Cafes
I love going to cafes. I sometimes think that the amount of joy cafes have brought to my life is disproportionate. And by that I mean that I am not exaggerating when I say ‘joy’ and I think I should be. My life’s happiness should not have been materially touched by the existence of a room with a coffee machine and some baked treats, but it has been.
I can’t remember when I first went to a café but it was late by today’s standards. In the 1980s small tots were, perhaps appropriately, not sipping bubacinos every second day as a way to motivate them to stay still for thirty seconds while their parents try to motivate themselves with caffeine to go to the park. So I don’t remember ever going to a cafe as a young child. (Please do not feel sorry for me, I had plenty of treats like a free slice of strass when we went to the butchers.)
My first job was in a the local bakery/deli/supermarket/café in my very small home town. The café component of the business consisted of two tables and an espresso machine, which I operated very badly. Part of the problem was that I didn’t get much chance to practise as people rarely ordered coffee. The ‘café’ only owned two latte glasses. My friend and I used to joke about what would happen if someone ever ordered more than two lattes. The joke was that we knew this would never happen. (Until the Great Victorian Bike Ride stopped unexpectedly in town when it was raining, which is all a disastrous blur in my mind, but anyway we used disposable cups rather than making people take turns for the glasses.)
In nearby Castlemaine there was a thriving café culture but despite there clearly being heaps of time between netball, music lessons and dance classes my mother chose not to take her four daughters to cafes very often.
So I was not a regular café goer before I left home. There were glimpses though. One time I had an interview for an exchange program in Melbourne. Afterwards my mother took me to Richmond Hill Café and Larder. We sat on cane chairs and yellow was the feature colour. I had kippers on toast and a coffee and felt like I was finally living.
When I first moved to Melbourne I was too poor to eat at cafes but would occasionally meet a friend for coffee.
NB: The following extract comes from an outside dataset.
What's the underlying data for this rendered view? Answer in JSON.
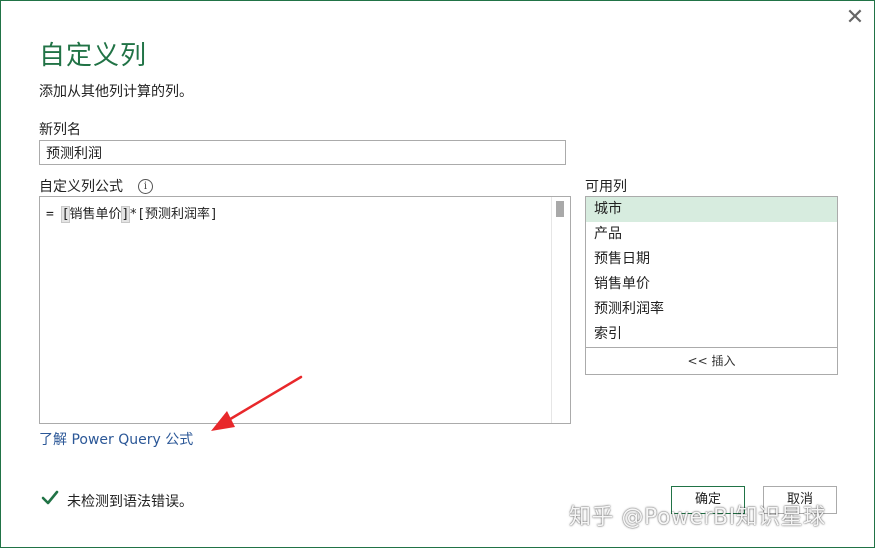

It was not until I was in fourth year and I moved to a share house in North Carlton that I made my next big café discovery. My housemates went out for BREAKFAST. I had not realised that such a thing was occurring. For my first ever external breakfast we went to Small Block, had to wait for a table and sat on tiny stools. There was a lot of concrete and red was the feature colour. It was incredibly uncomfortable and amazing. Going out for breakfast was a thing and I loved it.
I am now so spoilt for café choice and go so regularly that it takes a little more for the old rush of elation to come back. But sometimes it does. Usually, it involves finding an excellent café unexpectedly and suddenly feeling that I’m living a charmed life.
Like the time I had been demoralised by a bad work meeting, missed a train and then wandered down the main street, where I discovered The Duchess of Spotswood. There was a lot of wood and aqua was the feature colour.I had a ginger muffin and a cup of tea. All was well.
My partner and I sometimes drive from Melbourne to Adelaide with small children because we are very glamorous. We once stopped in Dimboola, a quiet town with an historic but faded main street. We arrived in town expecting to buy a Big M from the fish and chip shop. I was bracing myself for yet another conversation about the superiority of Farmers Union Ice Coffees. And then there it was. The Mason Clarke Preserving Company. Specialising in local produce, roasting their own coffee, and selling home-made lemonade with white and red paper straws. Now every time we do the drive we plan to stop in Dimboola and approach it with white-knuckled terror that the children might oblige us to break in Horsham instead.
I can’t fully explain why cafes make me so happy. Perhaps it stems from my childhood, growing up always packing our own food, doing our best to keep the Glad-wrap and Tuppaware companies afloat. There is something very refreshing about ordering whatever you want and leaving the mess. But you would think I’d get over that, and I haven’t. Maybe I just like sugar and caffeine. But you would think that after the high faded the glowing memories would too, and they haven’t. Like much of the point of living, it cannot be rationally explained.